A toi petite plume,
C’est une histoire triste et banale au final.
Toi, petit perroquet né dans un élevage, tout beau tout propre.
Spécialisé depuis des années et sure de faire du travail de qualité.
Tu étais dans ton œuf quand tu as rejoint la belle couveuse de compétition Hi Tech.
Tu as vu le jour sur un papier de sopalin sous une lampe chauffante d’un beau rouge.
Pas de maman ni papa….
Juste des sans plume aux heures des repas qui te donnent une seringue et changent le sopalin.
Attention, ils se sont souciés de ta socialisation… Quand tu as commencé à tenir sur tes pattes et à te plumer, ils t’ont mis avec d’autres plumes, c’est déjà pas mal non ?
Bon c’est sûr qu’entre bébés vous ne vous êtes pas appris grand-chose, mais bon…
Ils n’avaient pas mieux à proposer, le temps est compté pour ces usines à billets.
Et puis à 2 mois et demi alors que tu as encore besoin de deux repas à la seringue par jour, que tu commences juste à découvrir la nourriture, tu as fait le grand voyage.
Dans une caisse et hop hop hop en route pour l’animalerie.
Super toi qui n’avais vécu que dans un environnement confiné, tu te retrouves exposé dans une cage à la vue de tous. Sous un éclairage artificiel allumé de 8 h du matin à 20h le soir en moyenne.
Bien sûr, tu es perdu, ça déambule, ça crie, ça tapote sur la cage. Et puis cette musique et ces annonces non-stop.
La sieste de l’après-midi… bin on oublie, trop de bruit, trop de passage, impossible de s’isoler un peu.
Pourtant tu es fatigué… Normal tu n’es qu’un bébé.
Et puis comme dans cette animalerie on est aussi spécialisé dans les perroquets, un jour, on t’attrape et on te coupe les deux ailes. Rémiges primaires et secondaires.
Toi tu as peur, tu cries, tu essaies de pincer de te sauver mais à quoi bon, tu n’es qu’un bébé…

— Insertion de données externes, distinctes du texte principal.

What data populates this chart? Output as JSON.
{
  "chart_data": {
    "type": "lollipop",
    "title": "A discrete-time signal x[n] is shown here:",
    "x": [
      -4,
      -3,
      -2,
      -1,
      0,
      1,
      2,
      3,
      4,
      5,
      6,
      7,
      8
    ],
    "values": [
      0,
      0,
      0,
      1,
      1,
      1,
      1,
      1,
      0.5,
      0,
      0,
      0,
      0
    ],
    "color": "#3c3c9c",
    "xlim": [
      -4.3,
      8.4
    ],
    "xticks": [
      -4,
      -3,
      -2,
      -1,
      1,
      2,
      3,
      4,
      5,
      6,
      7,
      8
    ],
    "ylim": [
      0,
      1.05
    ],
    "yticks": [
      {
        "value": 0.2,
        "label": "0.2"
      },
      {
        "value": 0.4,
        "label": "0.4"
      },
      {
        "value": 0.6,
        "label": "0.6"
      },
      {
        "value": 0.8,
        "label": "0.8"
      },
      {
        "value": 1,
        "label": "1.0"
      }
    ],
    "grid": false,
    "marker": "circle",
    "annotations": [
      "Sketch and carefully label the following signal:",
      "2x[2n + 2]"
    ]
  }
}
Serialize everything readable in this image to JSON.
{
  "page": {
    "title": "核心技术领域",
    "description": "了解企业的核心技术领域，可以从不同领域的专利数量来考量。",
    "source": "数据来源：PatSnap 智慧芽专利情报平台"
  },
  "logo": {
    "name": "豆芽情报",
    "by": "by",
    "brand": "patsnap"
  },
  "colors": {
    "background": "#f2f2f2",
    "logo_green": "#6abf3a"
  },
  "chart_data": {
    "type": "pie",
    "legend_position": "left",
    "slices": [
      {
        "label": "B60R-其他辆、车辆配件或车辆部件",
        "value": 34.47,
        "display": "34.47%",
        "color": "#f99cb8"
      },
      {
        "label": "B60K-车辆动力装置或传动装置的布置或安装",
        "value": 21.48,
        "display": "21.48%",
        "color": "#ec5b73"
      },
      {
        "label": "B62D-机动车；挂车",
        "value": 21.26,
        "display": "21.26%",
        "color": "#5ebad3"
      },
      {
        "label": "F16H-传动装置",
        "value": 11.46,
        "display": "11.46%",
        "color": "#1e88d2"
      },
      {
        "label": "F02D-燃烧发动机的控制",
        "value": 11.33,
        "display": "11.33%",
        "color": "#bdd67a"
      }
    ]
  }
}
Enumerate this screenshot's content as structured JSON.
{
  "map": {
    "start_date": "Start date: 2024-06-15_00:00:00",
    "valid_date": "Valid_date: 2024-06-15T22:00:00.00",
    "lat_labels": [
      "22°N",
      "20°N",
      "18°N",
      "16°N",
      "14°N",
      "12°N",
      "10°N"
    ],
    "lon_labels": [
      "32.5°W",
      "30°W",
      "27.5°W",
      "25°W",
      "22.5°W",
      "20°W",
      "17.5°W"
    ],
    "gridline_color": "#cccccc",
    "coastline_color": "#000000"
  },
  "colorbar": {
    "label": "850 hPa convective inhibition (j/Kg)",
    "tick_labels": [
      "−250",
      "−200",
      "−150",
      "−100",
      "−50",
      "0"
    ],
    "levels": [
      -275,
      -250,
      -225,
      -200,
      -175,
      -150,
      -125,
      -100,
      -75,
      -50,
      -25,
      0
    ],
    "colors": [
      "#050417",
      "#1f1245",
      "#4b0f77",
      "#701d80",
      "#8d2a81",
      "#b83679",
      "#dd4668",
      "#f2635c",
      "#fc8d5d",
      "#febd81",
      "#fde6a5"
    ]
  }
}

Puis ils te remettent dans ta cage, et là tu ne comprends rien, tu tombes… avant quand tu faisais des petits sauts, tes ailes freinaient la chute et tu commençais à battre des ailes… Tu t’entrainais pour le jour ou tu volerais… mais ce jour est bien loin maintenant.
Et puis un jour un visiteur t’a choisi. Il a eu le coup de cœur pour toi.
Formidable, une vraie vie de famille. Il a fait toutes les démarches, il veut faire tout bien.
Il achète la grande cage, les jouets, etc… tout ce que lui conseille le vendeur.
Un vendeur qui est surtout formé au remplissage du panier moyen, malheureusement pour toi, petite plume et quasiment aucune connaissance sur tes besoins…
Et quand ton visiteur veut te toucher, toi tu veux juste
pincer, crier et t’enfouir et tu tombes et tu te blesses… Et ton
visiteur est encore plus perdu…
Alors tu continues, une plume, deux plumes, trois plumes….
Le visiteur va venir te chercher pour te mettre dans la grande cage avec plein de jouets.
Il veut faire les choses bien, il pense faire les choses bien…
Mais toi tu es juste perdu, tu ne veux plus de ces mains qui te font
peur… Tu ne veux plus de contacte avec ces sans plume qui te font peur
aussi. Et comme vous ne vous comprenez pas du tout, toi et ton
visiteur, et bien tu commences par enlever une puis deux puis trois
plumes…
Tu es en train de devenir une sans plume…
Tu vas voir un super docteur pour les plumes qui dira que c’est normal, les perroquets c’est comme ça ! Et il va te mettre sous anti dépresseur, une bonne dose de cheval !
Tu n’as pas un an…
Tu ne joues plus, tu attends dans ta prison dorée condamnée à la perpétuité sans espoir de remise de peine.